January 21, 2022 | 16:25
World-renowned scientists were honoured on January 20 with Vietnam's first international science award by Vingroup to recognise their outstanding contributions to science.
World-renowed scientists received $4.5 million in VinFuture Prize

Vietnamese Prime Minister Pham Minh Chinh congratulated the scientists Pieter Rutter Cullis, Drew Weissman, and Katalin Kariko who were awarded the VinFuture Grand Prize for their invention of mRNA vaccine technology

Pham Nhat Vuong, chairman of the Vietnamese conglomerate Vingroup, and Pham Thu Huong, Vuong’s wife and vice chairwoman of Vingroup, founded the VinFuture Foundation, which awards the annual VinFuture Prize.

The prize aims to highlight world-changing scientific and technological breakthroughs.

Three scientists were given the $3-million VinFuture Grand Prize, namely Katalin Kariko, a Hungarian biochemist who specialises in RNA-mediated mechanisms, and her co-collaborators, Drew Weissman, a world-renowned physician and researcher, best known for his contributions to RNA biology, and Pieter Rutter Cullis, a Canadian physicist and biochemist.

The three scientists invented the modified mRNA technology used in Pfizer-BioNTech and Moderna’s vaccines to prevent COVID-19 infections.

World-renowed scientists received $4.5 million in VinFuture Prize
Pham Thu Huong and her husband, Pham Nhat Vuong (to her right)

Weissman expressed optimism that the award would pave the way for future generations of vaccines and that it would serve as a catalyst for collaboration among Southeast Asian nations, especially Vietnam.

On the other hand, Salim Abdool Karim, a clinical infectious diseases epidemiologist, and Quarraisha Abdool Karim, an infectious disease epidemiologist from South Africa, were given a VinFuture Prize worth $500,000 for their creation of a gel containing tenofovir, a medication used to prevent HIV infections in women.

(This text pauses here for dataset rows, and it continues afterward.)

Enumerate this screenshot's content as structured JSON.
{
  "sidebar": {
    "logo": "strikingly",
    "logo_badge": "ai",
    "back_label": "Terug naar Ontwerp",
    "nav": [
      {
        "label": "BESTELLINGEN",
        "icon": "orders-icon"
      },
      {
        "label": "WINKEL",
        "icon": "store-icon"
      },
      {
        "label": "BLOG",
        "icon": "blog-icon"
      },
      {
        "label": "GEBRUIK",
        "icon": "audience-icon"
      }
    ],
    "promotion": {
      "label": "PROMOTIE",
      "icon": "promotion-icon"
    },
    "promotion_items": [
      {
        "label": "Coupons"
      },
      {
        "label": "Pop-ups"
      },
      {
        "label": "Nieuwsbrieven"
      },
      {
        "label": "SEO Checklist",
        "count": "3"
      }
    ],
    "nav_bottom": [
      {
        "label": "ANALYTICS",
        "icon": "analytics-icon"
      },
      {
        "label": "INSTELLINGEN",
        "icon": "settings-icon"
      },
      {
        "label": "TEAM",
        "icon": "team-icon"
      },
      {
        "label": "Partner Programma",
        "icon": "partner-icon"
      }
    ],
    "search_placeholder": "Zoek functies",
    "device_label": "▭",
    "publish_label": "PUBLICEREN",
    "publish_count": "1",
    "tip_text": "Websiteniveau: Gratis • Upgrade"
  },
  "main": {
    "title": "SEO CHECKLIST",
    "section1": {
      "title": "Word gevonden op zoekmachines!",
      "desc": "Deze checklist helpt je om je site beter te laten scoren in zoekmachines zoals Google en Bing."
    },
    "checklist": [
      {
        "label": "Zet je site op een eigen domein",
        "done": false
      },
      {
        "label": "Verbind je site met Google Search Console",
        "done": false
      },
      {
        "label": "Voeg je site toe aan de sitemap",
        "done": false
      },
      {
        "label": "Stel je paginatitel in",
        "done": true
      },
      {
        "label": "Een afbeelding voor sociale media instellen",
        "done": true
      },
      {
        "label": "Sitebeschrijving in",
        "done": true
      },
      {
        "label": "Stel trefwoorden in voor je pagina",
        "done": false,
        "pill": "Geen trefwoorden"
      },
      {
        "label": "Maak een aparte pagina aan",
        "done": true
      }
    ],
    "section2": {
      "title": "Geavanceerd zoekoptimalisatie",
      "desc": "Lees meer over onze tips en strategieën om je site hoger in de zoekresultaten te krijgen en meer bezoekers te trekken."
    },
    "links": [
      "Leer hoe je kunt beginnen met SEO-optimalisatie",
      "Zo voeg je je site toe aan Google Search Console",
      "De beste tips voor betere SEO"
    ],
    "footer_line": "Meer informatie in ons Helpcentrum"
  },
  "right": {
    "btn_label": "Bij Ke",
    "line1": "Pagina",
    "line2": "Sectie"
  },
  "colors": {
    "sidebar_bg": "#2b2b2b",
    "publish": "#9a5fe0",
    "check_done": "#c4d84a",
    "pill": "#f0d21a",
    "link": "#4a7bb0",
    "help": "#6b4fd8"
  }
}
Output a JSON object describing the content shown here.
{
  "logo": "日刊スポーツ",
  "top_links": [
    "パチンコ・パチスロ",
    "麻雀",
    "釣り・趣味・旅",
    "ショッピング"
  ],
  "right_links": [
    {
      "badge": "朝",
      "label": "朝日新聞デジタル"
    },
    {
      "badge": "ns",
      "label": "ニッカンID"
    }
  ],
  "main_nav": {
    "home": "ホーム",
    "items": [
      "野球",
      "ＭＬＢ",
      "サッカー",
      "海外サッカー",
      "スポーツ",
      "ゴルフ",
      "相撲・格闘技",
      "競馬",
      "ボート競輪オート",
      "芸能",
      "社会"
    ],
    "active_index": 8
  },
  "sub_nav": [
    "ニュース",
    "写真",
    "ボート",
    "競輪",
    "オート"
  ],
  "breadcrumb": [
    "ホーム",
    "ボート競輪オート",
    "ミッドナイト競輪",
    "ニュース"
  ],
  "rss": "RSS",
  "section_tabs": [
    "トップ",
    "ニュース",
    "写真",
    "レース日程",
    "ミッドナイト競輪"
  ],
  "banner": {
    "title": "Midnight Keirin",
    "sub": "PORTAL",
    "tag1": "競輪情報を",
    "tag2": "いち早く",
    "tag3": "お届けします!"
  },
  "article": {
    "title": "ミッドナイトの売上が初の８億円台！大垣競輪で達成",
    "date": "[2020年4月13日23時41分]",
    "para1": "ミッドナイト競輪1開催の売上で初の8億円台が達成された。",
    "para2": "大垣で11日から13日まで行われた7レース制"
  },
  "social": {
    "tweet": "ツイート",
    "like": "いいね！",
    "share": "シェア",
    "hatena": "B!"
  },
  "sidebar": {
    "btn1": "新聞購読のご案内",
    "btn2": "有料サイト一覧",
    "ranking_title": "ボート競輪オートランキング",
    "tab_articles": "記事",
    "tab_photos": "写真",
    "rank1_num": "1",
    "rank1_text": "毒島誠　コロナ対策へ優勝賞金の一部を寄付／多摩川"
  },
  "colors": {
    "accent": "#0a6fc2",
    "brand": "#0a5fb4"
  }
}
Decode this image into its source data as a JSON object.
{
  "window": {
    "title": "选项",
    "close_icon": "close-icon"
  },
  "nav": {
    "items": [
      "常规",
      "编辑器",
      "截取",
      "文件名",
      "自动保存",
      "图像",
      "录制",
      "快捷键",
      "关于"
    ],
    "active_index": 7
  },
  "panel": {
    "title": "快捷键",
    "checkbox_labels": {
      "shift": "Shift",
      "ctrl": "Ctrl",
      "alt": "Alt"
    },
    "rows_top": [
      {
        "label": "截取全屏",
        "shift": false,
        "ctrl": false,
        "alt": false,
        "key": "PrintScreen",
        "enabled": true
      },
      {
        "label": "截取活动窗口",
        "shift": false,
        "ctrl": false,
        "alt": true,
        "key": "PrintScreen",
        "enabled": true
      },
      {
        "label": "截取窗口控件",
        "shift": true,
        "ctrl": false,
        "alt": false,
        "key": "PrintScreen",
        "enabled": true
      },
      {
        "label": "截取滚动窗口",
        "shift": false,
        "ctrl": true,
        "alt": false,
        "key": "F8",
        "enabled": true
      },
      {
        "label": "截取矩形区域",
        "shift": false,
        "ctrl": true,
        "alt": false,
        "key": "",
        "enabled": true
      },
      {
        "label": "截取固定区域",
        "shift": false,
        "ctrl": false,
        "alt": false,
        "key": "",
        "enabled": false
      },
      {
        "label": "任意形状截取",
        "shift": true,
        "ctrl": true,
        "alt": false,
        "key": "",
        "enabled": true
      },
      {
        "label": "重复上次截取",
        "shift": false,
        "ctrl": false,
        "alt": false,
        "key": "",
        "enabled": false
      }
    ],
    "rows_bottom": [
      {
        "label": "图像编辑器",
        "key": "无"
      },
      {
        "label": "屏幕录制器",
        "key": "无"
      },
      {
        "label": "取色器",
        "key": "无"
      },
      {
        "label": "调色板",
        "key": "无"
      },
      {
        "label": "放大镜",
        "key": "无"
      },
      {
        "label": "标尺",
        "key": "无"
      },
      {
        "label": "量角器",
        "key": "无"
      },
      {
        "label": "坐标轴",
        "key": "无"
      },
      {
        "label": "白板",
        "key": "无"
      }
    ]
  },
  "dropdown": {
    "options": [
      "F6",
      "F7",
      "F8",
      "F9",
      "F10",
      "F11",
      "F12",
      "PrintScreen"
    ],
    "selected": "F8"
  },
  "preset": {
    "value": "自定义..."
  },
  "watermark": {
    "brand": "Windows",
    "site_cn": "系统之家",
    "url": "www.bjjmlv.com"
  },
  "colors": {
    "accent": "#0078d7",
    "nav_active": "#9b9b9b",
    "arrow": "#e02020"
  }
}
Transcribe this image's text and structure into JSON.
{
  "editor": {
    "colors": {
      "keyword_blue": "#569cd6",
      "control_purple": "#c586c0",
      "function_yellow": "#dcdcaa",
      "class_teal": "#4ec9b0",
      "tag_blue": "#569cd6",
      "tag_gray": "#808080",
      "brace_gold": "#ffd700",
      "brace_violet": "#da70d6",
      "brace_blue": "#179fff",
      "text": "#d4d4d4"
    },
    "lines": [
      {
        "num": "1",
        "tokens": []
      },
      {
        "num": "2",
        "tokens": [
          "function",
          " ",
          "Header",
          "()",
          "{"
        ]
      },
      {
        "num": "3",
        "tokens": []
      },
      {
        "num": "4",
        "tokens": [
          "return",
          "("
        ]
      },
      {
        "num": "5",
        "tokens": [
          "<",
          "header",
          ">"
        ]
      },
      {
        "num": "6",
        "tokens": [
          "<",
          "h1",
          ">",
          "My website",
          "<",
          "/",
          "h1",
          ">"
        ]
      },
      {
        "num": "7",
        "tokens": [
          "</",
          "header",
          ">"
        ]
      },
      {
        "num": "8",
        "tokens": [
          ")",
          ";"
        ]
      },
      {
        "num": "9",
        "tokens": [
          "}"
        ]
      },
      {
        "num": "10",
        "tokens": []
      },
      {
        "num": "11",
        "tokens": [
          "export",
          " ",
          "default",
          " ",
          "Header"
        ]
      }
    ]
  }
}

Zhenan Bao from Stanford University was granted a VinFuture Prize for her research on electronic skin – a paper-thin, strong, and flexible material designed to mimic the functions of human skin.

Omar M. Yaghi, a scientist from the University of California, Berkeley, has been awarded a VinFuture Prize for his achievements in water and new material science.

The ceremony presented a total of $4.5 million in awards.